5. Kutukan Sumber Daya Alam
Perak di Potosi perlahan menipis. Hingga kemudian Spanyol meninggalkan Potosi. Kini, tambang dikelola secara tradisional. Para pekerja bekerja layaknya tukang, dengan peralatan-peralatan kasar dan pengetahuan yang diwariskan secara turun-temurun. Pekerjaan mereka mungkin yang paling parah di dunia. Bukan hanya melelahkan, tetapi juga mematikan. Tidak ada kemajuan infrastruktur untuk mengangkut mineral-mineral tambang, transportasi itu masih menggunakan sistem kereta api dari 1892.
6. Termiskin di Bolivia
Dulu Potosi adalah kota yang sangat kaya karena perak, kini menjadi salah satu daerah termiskin di Bolivia. Itu menunjukkan bahwa kekayaan sumber daya alam tidak berhasil diterjemahkan menjadi kesejahteraan jangka panjang bagi penduduknya. Ya, Potosi sangat bergantung pada perak. Ketika cadangan perak menipis, kota ini mengalami kemunduran ekonomi yang signifikan.

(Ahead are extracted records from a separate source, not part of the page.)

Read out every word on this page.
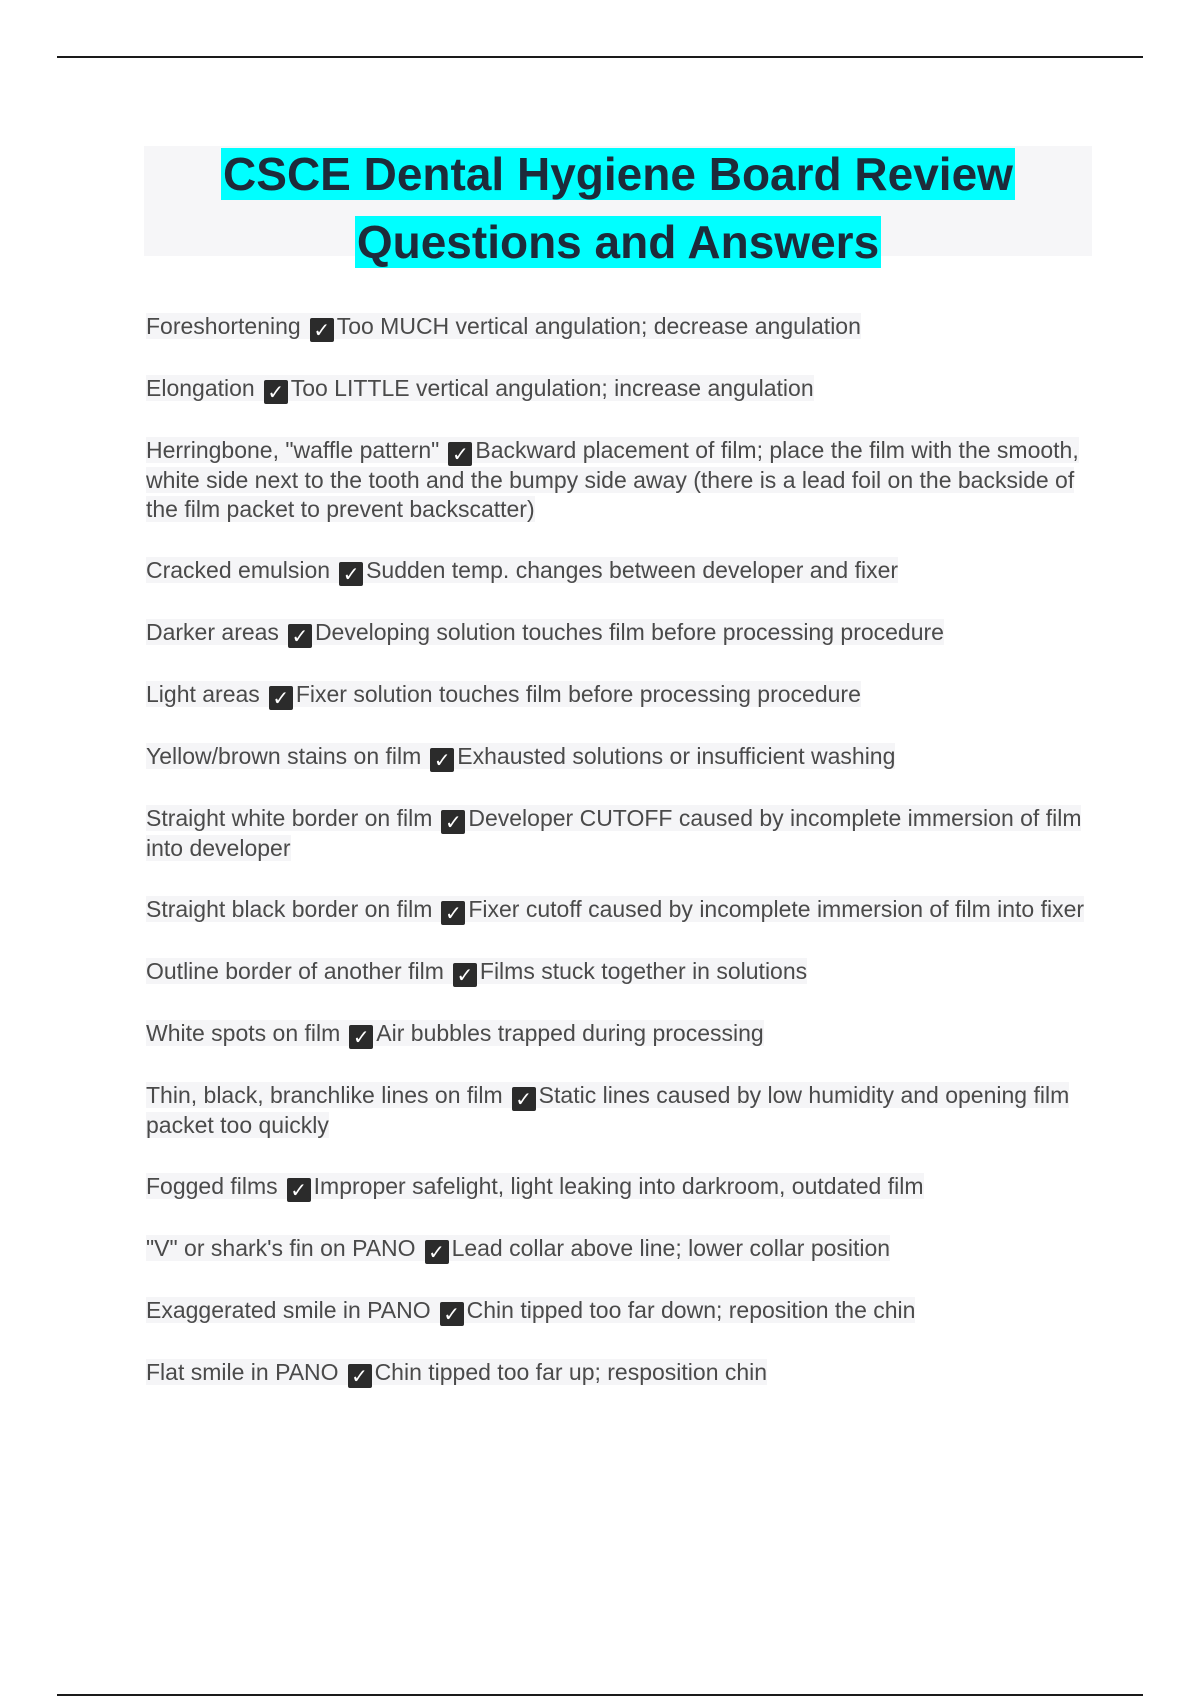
CSCE Dental Hygiene Board Review

Questions and Answers

Foreshortening ✓ Too MUCH vertical angulation; decrease angulation
Elongation ✓ Too LITTLE vertical angulation; increase angulation
Herringbone, "waffle pattern" ✓ Backward placement of film; place the film with the smooth, white side next to the tooth and the bumpy side away (there is a lead foil on the backside of the film packet to prevent backscatter)
Cracked emulsion ✓ Sudden temp. changes between developer and fixer
Darker areas ✓ Developing solution touches film before processing procedure
Light areas ✓ Fixer solution touches film before processing procedure
Yellow/brown stains on film ✓ Exhausted solutions or insufficient washing
Straight white border on film ✓ Developer CUTOFF caused by incomplete immersion of film into developer
Straight black border on film ✓ Fixer cutoff caused by incomplete immersion of film into fixer
Outline border of another film ✓ Films stuck together in solutions
White spots on film ✓ Air bubbles trapped during processing
Thin, black, branchlike lines on film ✓ Static lines caused by low humidity and opening film packet too quickly
Fogged films ✓ Improper safelight, light leaking into darkroom, outdated film
"V" or shark's fin on PANO ✓ Lead collar above line; lower collar position
Exaggerated smile in PANO ✓ Chin tipped too far down; reposition the chin
Flat smile in PANO ✓ Chin tipped too far up; resposition chin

Kini, Bolivia hanya mengolah sebagian kecil perak dan timah, sedangkan seng sama sekali tidak tidak diolah. Bolivia harus membatasi diri pada ekspor bahan-bahan mentah dan mengirimkannya ke perusahaan-perusahaan multinasional yang mengontrol pasar. Hanya sebagian kecil dari jutaan dolar pemasukan dari sektor ini yang disisakan untuk Bolivia.
7. Kerusakan Lingkungan
Pertambangan di Potosí telah menyebabkan kerusakan lingkungan yang parah, termasuk pencemaran merkuri dan ketidakstabilan Cerro Rico.
8. Kondisi Kerja yang Buruk
Para penambang diPotosí bekerja dalam kondisi yang sangat berbahaya dan memiliki harapan hidup yang rendah. Harapan hidup penambang di Potosí hanya 40 tahun karena seringnya kecelakaan dan penyakit paru-paru akibat menghirup silika. Anak-anak juga dipekerjakan di tambang-tambang ini.
9. Konflik Sosial
Sejarah Potosí diwarnai dengan eksploitasi dan ketidakadilan, termasuk kerja paksa pada masa kolonial. Konflik itu berlanjut hingga kini. Koperasi penambang bersaing untuk mendapatkan akses ke bagian-bagian Cerro Rico yang diyakini masih memiliki kandungan mineral berharga. Persaingan itu dapat memicu konflik, bahkan kekerasan, di antara para penambang.
Selain itu, sering terjadi konflik antara penambang dan pemerintah. Penambang merasa bahwa pemerintah tidak cukup berbuat untuk melindungi hak-hak mereka, meningkatkan kondisi kerja, dan memberikan dukungan yang memadai.
10. Pariwisata
Kini tambang-tambang di Potosí menjadi daya tarik wisata, kendati sangat berbahaya. Destinasi yang ditawarkan berupa kunjungan ke Cerro Rico, Pueblo Pulacayo, Museo Historico Minero Diego Huallpa, dan Potosi Underground Mine. Kota ini juga menyelenggarakan karnaval pertambangan setiap tahun. Merujuk Get Your Guide, eksplorasi ke Cerro Rico dijual dengan harga sekitar Rp 600 ribu.